Mitt Romney says his record as governor of Massachusetts shows what kind of president he’d be. But the New York Times found that during his four years as governor, Mitt Romney spent “more than a year” out of state:
When the ceiling collapsed in the Big Dig tunnel here, Gov. Mitt Romney was at his vacation home in New Hampshire. When the Bush administration warned that the nation was at high risk of a terror attack in December 2003, he was at his Utah retreat. And for much of the time the legislature was negotiating changes to his landmark health care bill, he was on the road.
During Mr. Romney’s four-year term as governor of Massachusetts, he cumulatively spent more than a year—part or all of 417 days—out of the state, according to a review of his schedule and other records. More than 70 percent of that time was spent on personal or political trips unrelated to his job, a New York Times analysis found.

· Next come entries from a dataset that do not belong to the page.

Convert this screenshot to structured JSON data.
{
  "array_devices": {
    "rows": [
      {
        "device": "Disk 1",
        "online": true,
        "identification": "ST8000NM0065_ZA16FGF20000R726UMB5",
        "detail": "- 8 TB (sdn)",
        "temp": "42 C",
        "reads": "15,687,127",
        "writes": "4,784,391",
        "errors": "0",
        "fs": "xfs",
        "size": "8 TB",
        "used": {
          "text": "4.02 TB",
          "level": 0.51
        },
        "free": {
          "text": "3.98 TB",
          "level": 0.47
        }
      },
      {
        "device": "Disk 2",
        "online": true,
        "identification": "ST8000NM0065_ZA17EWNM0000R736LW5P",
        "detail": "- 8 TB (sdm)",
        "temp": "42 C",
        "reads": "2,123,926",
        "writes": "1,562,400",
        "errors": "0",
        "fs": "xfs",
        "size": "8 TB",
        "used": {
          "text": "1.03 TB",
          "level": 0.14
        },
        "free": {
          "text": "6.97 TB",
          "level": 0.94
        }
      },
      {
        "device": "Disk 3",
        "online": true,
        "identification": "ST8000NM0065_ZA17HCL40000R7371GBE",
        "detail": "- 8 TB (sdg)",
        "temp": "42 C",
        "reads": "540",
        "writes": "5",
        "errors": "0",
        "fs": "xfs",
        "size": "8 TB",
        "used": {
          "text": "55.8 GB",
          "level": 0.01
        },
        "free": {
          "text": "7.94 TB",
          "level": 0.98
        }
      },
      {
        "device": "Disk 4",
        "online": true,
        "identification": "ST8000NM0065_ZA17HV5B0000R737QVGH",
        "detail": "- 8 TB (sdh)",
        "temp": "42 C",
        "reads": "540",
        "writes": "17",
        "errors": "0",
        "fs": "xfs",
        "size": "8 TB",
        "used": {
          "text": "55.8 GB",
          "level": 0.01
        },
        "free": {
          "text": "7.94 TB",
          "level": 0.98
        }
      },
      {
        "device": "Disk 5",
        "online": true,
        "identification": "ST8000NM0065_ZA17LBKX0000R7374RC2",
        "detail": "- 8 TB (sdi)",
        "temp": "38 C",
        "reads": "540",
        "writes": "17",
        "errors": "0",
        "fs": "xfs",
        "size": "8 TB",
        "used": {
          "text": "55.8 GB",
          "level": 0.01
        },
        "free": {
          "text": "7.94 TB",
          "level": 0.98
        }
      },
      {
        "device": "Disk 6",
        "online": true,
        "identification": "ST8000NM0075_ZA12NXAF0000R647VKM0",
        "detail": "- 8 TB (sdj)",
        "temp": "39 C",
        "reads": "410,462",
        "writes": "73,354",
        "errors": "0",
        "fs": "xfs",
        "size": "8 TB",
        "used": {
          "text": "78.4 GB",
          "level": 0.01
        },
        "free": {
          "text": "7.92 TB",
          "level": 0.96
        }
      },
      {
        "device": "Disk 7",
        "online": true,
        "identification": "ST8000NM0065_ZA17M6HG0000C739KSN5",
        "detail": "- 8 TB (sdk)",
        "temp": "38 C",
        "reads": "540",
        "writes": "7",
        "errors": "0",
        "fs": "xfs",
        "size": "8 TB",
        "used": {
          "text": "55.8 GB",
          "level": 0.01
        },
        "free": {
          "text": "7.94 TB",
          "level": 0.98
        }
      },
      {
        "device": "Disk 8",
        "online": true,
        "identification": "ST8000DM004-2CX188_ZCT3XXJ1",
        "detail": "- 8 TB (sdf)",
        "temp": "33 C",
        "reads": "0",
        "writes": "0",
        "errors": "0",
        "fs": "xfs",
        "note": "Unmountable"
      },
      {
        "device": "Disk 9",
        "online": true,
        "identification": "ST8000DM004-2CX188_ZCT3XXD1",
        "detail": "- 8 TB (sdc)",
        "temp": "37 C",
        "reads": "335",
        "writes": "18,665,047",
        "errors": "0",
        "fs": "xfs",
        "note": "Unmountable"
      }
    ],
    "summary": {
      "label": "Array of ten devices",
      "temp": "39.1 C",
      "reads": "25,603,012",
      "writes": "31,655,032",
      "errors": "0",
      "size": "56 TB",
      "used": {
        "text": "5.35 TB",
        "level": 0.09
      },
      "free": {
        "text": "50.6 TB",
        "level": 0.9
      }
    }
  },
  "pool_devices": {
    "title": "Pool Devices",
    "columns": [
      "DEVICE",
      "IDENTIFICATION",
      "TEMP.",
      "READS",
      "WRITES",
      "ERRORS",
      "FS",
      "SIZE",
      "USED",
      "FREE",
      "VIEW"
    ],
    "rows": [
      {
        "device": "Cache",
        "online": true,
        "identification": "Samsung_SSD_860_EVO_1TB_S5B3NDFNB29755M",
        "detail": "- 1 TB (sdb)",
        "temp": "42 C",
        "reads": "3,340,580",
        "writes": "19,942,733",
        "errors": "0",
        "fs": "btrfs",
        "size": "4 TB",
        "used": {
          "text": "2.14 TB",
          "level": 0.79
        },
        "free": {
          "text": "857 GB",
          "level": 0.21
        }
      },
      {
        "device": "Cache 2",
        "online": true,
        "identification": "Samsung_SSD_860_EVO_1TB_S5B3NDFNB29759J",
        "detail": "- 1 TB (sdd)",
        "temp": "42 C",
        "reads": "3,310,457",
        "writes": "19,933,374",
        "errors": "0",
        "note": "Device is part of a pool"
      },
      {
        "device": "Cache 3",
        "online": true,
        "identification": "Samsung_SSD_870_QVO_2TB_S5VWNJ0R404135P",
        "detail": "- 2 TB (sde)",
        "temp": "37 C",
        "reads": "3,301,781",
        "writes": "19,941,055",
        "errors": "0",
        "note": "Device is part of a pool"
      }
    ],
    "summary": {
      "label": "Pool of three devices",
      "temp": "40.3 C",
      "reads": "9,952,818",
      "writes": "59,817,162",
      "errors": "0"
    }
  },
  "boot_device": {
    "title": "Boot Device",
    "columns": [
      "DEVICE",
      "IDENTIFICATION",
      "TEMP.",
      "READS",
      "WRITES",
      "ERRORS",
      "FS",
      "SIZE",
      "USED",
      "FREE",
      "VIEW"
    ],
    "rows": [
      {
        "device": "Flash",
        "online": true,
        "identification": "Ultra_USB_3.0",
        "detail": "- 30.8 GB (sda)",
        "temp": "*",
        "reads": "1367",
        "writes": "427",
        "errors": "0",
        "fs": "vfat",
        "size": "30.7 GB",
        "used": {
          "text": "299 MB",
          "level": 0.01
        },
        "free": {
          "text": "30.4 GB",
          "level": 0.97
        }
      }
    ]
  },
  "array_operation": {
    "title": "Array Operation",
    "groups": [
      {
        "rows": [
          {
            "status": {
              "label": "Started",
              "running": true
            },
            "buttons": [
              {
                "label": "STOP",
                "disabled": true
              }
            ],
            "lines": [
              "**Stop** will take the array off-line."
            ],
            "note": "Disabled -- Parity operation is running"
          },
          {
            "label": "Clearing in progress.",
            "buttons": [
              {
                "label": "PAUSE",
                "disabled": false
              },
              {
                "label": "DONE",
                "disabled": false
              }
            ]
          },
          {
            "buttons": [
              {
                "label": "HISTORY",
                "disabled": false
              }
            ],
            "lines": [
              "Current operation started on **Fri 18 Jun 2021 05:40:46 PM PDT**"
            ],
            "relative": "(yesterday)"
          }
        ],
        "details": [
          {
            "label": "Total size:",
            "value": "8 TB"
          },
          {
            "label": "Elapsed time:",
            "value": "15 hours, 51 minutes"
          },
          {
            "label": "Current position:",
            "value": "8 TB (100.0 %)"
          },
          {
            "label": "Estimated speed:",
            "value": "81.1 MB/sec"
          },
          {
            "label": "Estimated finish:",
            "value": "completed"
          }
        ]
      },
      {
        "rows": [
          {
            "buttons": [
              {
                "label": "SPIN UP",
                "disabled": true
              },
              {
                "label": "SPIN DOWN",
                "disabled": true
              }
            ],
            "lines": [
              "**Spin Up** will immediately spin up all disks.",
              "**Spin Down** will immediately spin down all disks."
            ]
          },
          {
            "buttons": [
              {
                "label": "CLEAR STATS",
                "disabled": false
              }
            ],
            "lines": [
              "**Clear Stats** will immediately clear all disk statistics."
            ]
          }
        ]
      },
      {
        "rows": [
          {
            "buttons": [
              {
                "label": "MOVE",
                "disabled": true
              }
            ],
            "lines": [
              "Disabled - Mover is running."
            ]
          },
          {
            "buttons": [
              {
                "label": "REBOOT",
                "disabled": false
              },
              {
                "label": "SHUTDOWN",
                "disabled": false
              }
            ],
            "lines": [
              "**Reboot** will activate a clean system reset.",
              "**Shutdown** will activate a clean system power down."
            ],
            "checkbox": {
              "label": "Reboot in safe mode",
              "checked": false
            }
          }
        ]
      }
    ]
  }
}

Mr. Romney, now the Republican presidential nominee, took lengthy vacations and weekend getaways. But much of his travel was to lay the groundwork for the presidential ambitions he would pursue in the 2008 election, two years after leaving office.
During his last year as governor, he was largely an absentee chief executive. In October 2006, for example, he was out of the state all or part of 25 days. His public schedules said he was spending “personal time in Utah” or “attending political events” in California, Colorado, Iowa, Michigan, Nevada, Texas and Wisconsin.
If Gov. Romney preferred taking vacations and political trips to actually governing his home state, how can we trust that he’d govern any differently as president?